[London, ENGLAND] Liberty Media Corporation and London-based
private equity firm Klesch & Company announced Friday
their intention to purchase Deutsche Telekom’s remaining
broadband cable assets in Germany.
The news follows the announcement that Liberty Media is
to invest up to US $1.4 billion cash in UnitedGlobalCom,
and it commitment to a US $910 million rights offering to
shareholders of its European subsidiary, United Pan-Europe
The Liberty Media-Klesch partnership has agreed to take
55 percent of the equity, plus an option for an additional
20 percent, in regional cable operations that have a total
of over 10 million homes connected.
The regions are Hamburg/Schleswig-Holstein/Mecklenburg-Vorpommern,
Rheinland-Pfalz/Saarland, Berlin/Brandenburg and Bavaria.
The partnership will also acquire part of level 4 operator
Deutsche Telekom Kabel Service GmbH (DeTeKS) to serve the
regional operations, plus the whole of Deutsche Telekom’s
holding in MediaServices GmbH (MSG) which operates the
digital platform in Germany.
When the deals are complete, Colorado-based Liberty Media
will be the largest investor in European cable TV.
No further details were available early Friday, with
a conference scheduled for the afternoon to discuss
all the implications of Liberty Media’s big news day.

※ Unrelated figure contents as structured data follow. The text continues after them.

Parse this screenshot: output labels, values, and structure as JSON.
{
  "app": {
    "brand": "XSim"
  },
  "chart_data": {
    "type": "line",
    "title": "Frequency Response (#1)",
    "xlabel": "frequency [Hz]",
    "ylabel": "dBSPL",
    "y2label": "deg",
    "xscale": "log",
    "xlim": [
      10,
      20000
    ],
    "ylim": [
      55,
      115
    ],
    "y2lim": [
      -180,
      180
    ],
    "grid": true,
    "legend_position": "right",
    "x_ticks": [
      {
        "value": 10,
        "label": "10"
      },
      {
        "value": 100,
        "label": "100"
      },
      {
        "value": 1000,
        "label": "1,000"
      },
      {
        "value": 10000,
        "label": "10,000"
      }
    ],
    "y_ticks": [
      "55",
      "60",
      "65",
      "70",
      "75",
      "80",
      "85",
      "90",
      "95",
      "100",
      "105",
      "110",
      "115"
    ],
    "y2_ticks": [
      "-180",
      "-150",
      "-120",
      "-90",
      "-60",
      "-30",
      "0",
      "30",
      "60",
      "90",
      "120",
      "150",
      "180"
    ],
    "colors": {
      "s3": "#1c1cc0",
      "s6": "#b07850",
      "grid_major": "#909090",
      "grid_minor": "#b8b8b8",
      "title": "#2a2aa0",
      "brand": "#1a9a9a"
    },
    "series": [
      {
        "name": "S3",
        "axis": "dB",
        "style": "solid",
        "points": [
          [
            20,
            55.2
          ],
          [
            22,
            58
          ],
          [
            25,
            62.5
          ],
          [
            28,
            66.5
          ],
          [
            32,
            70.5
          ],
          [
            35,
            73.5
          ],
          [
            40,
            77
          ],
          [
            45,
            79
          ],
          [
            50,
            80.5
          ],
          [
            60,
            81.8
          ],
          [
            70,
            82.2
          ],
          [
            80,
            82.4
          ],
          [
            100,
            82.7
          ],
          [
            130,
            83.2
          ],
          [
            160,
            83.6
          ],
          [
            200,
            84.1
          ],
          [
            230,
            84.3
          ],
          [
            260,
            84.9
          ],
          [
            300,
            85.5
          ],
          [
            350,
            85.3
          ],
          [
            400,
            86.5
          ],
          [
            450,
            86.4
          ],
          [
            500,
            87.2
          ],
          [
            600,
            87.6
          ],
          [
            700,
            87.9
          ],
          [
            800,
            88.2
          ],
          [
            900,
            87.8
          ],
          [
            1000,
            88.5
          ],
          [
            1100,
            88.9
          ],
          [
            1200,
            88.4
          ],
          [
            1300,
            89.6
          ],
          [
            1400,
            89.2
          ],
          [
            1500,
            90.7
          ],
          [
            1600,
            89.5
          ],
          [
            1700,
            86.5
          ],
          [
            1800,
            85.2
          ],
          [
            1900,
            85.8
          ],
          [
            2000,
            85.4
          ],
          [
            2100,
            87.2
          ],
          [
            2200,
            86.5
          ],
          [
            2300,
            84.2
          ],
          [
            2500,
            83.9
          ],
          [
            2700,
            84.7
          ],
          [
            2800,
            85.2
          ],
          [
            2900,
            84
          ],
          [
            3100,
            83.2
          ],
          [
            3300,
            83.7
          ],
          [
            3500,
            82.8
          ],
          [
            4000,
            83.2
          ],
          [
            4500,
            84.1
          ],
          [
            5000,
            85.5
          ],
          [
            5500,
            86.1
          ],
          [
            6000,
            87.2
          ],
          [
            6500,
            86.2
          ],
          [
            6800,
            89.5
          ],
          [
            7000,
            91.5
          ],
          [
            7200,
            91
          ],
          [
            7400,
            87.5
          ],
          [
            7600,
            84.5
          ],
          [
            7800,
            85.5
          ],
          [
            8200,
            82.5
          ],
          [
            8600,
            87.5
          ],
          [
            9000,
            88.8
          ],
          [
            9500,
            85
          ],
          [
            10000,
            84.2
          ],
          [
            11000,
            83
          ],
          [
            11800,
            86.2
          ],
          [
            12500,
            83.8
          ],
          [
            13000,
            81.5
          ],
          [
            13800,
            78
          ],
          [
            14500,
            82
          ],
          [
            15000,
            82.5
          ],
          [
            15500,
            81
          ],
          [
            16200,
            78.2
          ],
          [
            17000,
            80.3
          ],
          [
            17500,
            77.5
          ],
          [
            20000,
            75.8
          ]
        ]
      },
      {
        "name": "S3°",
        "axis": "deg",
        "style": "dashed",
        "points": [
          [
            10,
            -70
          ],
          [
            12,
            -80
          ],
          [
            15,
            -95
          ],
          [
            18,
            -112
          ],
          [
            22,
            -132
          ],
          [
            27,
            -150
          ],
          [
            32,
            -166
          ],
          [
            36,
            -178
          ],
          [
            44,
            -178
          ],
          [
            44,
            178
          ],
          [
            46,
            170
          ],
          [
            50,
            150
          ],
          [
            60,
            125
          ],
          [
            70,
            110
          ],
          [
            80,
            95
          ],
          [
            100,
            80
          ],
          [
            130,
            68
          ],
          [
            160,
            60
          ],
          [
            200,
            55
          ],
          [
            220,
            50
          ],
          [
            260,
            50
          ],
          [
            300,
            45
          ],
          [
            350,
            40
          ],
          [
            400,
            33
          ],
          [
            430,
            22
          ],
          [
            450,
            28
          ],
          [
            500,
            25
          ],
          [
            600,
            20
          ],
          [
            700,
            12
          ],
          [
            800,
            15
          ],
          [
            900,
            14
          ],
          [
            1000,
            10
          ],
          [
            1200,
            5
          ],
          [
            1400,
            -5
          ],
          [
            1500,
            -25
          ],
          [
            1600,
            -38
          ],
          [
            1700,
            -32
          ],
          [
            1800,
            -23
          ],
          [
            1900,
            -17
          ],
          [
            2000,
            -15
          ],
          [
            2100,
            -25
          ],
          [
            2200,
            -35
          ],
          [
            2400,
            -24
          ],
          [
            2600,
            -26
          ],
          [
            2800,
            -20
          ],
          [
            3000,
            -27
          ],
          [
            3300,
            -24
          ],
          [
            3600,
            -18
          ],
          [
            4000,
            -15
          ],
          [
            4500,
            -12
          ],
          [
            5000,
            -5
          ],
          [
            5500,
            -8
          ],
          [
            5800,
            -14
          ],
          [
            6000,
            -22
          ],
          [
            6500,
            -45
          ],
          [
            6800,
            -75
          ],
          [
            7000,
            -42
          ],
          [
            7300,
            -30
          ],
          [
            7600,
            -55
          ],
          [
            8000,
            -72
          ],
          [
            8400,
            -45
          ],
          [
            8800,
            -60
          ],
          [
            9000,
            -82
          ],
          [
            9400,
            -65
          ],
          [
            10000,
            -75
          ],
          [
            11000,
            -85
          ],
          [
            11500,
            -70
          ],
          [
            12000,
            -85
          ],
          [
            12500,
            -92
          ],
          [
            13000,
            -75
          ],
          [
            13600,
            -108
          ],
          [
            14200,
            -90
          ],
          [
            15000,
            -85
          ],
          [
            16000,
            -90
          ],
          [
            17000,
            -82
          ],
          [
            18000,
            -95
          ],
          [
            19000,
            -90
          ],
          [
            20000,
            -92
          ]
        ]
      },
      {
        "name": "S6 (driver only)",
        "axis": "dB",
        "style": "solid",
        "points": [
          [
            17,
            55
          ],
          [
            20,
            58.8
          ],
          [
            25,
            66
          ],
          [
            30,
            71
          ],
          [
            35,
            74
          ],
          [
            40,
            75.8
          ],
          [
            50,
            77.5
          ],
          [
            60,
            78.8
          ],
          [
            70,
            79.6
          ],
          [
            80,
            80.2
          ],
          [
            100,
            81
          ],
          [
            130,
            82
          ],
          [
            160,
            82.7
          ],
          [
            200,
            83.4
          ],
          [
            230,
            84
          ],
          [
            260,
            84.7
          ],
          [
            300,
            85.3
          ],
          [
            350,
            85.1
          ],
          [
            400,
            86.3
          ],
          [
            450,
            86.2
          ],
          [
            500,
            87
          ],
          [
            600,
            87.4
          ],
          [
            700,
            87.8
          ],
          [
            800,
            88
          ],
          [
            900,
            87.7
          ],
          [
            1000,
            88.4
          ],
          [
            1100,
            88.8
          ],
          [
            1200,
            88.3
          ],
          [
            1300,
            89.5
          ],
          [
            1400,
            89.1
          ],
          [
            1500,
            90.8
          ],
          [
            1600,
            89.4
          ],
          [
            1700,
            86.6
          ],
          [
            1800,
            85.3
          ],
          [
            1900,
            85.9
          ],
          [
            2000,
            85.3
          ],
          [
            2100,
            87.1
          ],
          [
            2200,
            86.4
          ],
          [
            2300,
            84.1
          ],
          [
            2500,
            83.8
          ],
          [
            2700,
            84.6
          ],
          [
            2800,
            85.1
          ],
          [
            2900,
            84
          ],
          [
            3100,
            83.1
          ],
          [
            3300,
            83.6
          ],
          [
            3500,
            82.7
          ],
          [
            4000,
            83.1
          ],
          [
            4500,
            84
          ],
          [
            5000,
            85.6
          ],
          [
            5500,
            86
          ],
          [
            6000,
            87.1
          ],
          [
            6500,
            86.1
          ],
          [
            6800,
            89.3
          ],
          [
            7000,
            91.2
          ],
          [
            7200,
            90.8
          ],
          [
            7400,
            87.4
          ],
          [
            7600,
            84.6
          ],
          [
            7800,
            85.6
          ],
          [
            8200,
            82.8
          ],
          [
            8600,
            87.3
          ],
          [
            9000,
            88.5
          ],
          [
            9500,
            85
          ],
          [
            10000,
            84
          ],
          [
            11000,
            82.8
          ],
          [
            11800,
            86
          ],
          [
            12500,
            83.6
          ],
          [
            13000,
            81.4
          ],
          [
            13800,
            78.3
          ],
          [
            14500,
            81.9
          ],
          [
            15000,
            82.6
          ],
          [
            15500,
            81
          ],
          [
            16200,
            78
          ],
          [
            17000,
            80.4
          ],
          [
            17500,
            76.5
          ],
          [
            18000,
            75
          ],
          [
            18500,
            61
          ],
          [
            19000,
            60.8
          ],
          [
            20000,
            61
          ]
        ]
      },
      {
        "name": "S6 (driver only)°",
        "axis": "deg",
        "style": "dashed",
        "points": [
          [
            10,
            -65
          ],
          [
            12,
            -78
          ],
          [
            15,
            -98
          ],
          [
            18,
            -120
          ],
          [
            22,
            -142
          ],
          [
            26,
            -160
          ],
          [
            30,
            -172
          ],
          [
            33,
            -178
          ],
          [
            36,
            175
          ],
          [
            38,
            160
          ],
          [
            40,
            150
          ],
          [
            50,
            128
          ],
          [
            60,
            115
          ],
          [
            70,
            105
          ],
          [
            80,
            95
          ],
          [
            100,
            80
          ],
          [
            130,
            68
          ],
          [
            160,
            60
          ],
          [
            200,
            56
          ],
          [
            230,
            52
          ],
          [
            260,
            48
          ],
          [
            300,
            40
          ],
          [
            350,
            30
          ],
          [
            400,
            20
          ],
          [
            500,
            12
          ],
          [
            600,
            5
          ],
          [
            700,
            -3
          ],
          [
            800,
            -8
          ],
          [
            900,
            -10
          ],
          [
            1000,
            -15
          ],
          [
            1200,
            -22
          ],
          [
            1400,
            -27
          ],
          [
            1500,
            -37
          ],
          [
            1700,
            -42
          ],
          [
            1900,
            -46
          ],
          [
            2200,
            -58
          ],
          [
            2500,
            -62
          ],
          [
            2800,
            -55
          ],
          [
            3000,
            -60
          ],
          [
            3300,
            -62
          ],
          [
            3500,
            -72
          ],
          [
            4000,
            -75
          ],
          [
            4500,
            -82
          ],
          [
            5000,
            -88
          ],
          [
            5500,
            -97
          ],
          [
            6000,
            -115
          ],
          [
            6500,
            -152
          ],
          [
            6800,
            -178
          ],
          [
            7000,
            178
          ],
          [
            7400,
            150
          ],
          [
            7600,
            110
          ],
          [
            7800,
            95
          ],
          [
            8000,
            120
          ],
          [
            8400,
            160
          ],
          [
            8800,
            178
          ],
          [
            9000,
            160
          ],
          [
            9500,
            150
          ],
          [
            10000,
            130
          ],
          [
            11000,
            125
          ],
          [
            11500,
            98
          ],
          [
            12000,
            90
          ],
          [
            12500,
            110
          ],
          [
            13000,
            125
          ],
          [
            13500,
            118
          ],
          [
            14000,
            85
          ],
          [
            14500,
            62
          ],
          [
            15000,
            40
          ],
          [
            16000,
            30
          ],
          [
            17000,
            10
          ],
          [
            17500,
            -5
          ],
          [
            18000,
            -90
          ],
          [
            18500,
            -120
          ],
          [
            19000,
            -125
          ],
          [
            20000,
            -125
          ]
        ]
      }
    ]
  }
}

Deutsche Telekom’s sale of its regional broadband interests
has come after a long battle with the European Commission.
The EC had objected to the German carrier’s dominant position
in access infrastructure in Germany. Subsequently, Deutsche
Telekom sold 65 percent of its cable franchise in Hesse —
again to a Klesch-led consortium — and 55 percent of the
North Rhine-Westphalia unit to a consortium led by Callahan
Like the other large European telcos, Deutsche Telekom
has been struggling to reduce a massive debt burden,
having spent over US $70 billion last year on 3G licenses
and various acquisitions. Earlier this week it registered
to sell US $2 billion of stock in Sprint Corp.
Liberty Media now has interests in a huge range of media
businesses, from Time Warner and QVC, to TV Guide, Motorola,
and The News Corporation. In its prosectus for spinning
off from AT&T it valued its business at US $38.4 billion.